Abstract

With many attractive attributes, photon counting detectors with many energy bins are being considered for clinical CT systems. In practice, a large amount of projection data acquired for multiple energy bins must be transferred in real time through slip rings and data storage subsystems, causing a bandwidth bottleneck problem. The higher resolution of these detectors and the need for faster acquisition additionally contribute to this issue. In this work, we introduce a new approach to lossless compression, specifically for projection data from photon counting detectors, by utilizing the dependencies in the multi-energy data. The proposed predictor estimates the value of a projection data sample as a weighted average of its neighboring samples and an approximation from other energy bins, and the prediction residuals are then encoded. Context modeling using three or four quantized local gradients is also employed to detect edge characteristics of the data. Using three simulated phantoms including a head phantom, compression of 2.3:1-2.4:1 was achieved. The proposed predictor using zero, three, and four gradient contexts was compared to JPEG-LS and the ideal predictor (noiseless projection data).

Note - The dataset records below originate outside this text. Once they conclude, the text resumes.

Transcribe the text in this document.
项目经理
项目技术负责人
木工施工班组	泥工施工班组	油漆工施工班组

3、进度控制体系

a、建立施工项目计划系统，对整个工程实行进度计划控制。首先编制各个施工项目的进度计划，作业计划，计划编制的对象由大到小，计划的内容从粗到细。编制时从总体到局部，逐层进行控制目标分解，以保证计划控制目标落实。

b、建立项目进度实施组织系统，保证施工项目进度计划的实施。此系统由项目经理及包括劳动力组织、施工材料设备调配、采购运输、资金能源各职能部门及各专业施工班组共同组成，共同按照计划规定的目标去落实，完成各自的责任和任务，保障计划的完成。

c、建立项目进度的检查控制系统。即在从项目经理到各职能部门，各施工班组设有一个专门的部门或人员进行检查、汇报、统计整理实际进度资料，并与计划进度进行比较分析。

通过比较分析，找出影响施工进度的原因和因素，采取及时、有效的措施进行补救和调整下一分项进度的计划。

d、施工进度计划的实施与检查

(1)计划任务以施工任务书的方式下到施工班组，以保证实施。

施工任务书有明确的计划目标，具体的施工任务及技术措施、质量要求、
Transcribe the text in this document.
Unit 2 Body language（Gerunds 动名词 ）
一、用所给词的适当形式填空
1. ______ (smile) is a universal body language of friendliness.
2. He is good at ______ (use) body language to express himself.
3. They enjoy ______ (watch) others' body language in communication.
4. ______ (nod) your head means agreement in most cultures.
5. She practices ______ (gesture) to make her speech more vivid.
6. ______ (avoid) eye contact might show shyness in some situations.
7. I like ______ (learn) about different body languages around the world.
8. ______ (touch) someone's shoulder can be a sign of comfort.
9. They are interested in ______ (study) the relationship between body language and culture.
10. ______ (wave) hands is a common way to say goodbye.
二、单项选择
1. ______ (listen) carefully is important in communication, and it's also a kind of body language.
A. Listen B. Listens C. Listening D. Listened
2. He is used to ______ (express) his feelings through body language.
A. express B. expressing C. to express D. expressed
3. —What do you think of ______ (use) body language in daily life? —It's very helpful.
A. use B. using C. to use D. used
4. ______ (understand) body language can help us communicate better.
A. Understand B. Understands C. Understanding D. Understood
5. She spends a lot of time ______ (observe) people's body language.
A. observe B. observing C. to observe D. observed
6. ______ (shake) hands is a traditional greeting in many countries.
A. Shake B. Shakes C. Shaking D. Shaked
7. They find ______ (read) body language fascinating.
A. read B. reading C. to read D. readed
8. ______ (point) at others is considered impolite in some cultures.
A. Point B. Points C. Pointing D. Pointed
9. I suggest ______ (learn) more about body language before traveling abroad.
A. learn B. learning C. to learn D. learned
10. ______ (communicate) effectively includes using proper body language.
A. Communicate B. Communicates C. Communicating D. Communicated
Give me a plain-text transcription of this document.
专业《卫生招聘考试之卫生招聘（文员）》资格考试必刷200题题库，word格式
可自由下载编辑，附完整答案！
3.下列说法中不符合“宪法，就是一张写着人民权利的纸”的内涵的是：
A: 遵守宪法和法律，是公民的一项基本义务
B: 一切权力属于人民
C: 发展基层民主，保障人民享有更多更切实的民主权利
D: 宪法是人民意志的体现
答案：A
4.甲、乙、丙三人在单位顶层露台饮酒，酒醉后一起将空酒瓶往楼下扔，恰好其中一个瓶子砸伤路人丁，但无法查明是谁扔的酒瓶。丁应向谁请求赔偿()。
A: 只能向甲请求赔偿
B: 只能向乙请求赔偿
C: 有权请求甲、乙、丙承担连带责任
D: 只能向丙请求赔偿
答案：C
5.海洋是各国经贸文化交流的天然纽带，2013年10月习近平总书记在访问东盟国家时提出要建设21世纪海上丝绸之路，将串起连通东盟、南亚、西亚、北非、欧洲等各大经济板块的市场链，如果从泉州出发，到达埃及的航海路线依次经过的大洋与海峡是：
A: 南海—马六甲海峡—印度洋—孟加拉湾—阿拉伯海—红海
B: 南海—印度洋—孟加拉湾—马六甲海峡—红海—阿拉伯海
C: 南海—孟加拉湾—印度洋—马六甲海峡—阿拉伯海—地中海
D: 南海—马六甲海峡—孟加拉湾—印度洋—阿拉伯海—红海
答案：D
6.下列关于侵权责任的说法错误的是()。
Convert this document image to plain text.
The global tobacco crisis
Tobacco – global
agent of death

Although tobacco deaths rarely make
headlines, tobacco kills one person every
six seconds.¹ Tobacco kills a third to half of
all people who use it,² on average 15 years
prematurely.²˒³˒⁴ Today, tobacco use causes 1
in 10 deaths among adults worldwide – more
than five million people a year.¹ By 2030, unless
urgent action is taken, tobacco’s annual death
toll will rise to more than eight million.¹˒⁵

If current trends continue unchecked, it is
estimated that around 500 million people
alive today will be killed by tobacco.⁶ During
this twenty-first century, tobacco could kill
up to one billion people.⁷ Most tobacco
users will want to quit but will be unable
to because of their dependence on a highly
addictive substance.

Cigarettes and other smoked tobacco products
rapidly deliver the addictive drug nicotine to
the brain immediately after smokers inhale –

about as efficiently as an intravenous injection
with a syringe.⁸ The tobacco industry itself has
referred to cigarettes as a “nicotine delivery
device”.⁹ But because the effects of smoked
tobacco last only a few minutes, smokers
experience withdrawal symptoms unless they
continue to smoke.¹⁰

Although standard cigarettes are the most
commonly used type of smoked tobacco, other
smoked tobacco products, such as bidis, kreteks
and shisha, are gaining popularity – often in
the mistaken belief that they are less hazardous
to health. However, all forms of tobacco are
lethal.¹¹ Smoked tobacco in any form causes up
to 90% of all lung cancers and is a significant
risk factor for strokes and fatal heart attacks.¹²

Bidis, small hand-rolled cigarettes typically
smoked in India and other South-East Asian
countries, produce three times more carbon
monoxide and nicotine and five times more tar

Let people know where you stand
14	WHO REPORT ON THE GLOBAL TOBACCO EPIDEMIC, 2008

Among our proposed predictors, three-gradient context is preferred with a compression ratio from Golomb coding 7% higher than JPEG-LS and only 3% lower than the ideal predictor. In encoder efficiency, the Golomb code with the proposed three-gradient contexts has higher compression than block floating point. We also propose a lossy compression scheme, which quantizes the prediction residuals with scalar uniform quantization using quantization boundaries that limit the ratio of quantization error variance to quantum noise variance. Applying our proposed predictor with three-gradient context, the lossy compression achieved a compression ratio of 3.3:1 but inserted a 2.1% standard deviation of error compared to that of quantum noise in reconstructed images. From the initial simulation results, the proposed algorithm shows good control over the bits needed to represent multienergy projection data.